Actual Causation

Enno Fischer (submitted doctoral project)

This project is concerned with the notion of actual causation in the recent debate on causal models. The term ’actual’ suggests that this notion refers to a particular kind of cause—a kind of cause that is naturally contrasted with potential causes. A potential cause is something that can bring about a certain effect. An actual cause is something that does bring about a certain effect in a particular context.

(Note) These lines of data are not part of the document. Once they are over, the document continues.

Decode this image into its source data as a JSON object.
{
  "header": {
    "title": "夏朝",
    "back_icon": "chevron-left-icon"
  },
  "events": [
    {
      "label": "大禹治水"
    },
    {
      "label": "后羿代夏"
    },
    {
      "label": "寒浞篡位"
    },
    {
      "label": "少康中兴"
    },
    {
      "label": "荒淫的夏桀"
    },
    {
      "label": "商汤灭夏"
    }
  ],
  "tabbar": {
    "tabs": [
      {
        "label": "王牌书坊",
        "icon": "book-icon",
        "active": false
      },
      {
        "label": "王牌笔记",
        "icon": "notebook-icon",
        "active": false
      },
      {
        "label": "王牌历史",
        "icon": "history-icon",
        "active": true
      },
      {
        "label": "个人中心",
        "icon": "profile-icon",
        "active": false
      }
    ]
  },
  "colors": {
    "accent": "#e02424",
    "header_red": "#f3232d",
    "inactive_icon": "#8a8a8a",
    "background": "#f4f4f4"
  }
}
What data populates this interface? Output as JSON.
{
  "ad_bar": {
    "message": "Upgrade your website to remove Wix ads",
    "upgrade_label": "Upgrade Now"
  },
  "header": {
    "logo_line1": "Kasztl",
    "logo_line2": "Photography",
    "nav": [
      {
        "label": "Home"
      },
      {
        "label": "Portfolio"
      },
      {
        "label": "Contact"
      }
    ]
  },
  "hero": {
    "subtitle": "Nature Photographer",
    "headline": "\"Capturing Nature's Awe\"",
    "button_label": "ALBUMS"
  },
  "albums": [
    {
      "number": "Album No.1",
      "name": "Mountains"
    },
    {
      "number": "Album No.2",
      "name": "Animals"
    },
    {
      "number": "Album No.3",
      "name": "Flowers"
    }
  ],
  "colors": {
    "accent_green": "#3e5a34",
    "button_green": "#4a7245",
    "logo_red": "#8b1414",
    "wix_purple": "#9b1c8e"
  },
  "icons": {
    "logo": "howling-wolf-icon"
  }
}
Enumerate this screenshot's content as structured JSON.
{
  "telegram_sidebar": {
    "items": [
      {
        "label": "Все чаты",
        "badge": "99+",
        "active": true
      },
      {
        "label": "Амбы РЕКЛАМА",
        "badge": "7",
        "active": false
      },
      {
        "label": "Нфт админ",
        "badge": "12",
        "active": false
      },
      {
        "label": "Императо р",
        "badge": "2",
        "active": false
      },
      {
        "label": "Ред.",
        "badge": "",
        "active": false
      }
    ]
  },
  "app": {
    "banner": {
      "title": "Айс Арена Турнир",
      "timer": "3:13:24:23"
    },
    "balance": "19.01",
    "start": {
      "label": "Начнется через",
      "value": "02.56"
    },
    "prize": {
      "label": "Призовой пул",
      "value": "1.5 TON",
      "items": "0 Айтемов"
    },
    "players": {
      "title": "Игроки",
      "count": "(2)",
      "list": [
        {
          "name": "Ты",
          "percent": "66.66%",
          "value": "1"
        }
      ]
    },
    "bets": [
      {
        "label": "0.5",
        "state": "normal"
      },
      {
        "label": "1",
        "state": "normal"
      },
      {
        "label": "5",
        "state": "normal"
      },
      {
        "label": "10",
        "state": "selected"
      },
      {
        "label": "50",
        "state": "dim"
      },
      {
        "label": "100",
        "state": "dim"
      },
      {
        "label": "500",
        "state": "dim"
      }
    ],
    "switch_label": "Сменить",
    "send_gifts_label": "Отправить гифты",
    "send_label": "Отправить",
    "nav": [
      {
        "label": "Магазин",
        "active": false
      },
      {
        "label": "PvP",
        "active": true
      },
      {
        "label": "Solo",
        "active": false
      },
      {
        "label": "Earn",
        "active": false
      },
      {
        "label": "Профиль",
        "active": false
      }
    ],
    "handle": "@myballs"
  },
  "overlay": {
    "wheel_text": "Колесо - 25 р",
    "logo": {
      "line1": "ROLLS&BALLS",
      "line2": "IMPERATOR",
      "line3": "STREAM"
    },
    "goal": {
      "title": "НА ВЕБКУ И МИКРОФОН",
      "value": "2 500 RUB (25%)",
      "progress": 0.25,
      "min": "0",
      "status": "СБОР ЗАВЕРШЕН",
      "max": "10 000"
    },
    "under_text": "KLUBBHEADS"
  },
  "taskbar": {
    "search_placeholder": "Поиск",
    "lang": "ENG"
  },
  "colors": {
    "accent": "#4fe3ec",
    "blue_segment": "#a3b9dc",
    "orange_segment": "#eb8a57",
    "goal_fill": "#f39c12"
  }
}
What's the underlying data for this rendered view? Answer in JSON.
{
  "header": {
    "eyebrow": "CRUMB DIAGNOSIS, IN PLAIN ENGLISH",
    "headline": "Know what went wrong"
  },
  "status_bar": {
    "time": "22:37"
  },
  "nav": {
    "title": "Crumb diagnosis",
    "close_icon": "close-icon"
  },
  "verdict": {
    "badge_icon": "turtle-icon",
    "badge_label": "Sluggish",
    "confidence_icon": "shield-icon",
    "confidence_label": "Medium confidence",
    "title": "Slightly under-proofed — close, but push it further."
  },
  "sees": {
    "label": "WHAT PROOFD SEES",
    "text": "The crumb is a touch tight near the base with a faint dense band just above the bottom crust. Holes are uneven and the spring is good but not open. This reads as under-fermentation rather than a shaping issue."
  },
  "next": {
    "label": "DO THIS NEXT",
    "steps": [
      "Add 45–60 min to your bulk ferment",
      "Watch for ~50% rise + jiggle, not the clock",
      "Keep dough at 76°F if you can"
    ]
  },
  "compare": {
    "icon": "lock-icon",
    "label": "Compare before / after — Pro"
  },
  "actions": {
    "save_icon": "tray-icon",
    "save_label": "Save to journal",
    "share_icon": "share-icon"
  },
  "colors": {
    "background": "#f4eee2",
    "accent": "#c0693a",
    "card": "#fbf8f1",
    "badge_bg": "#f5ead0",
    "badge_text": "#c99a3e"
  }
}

The project has two overarching themes. The first theme is a pluralist theory about actual causation. I argue that we need to distinguish a range of concepts of actual causation in order to render the notion most fruitful from a functional perspective. This functional perspective is motivated by the idea that concepts of actual causation play a crucial role in contexts where agents try to achieve certain goals by means of intervention and in contexts where agents ascribe responsibility to other agents for some outcome. The second overarching theme is the context-sensitive norm-dependence of actual causation. I argue that there are two kinds of context-sensitivity, one kind that concerns selecting the cause from equally necessary background conditions and a different kind of context-sensitivity that concerns our willingness to consider certain non-actual scenarios that involve combinations of interventions. I examine how these kinds of context-sensitivity affect reasoning about actual causation in the law and how context-sensitivity is best represented in the framework of causal models.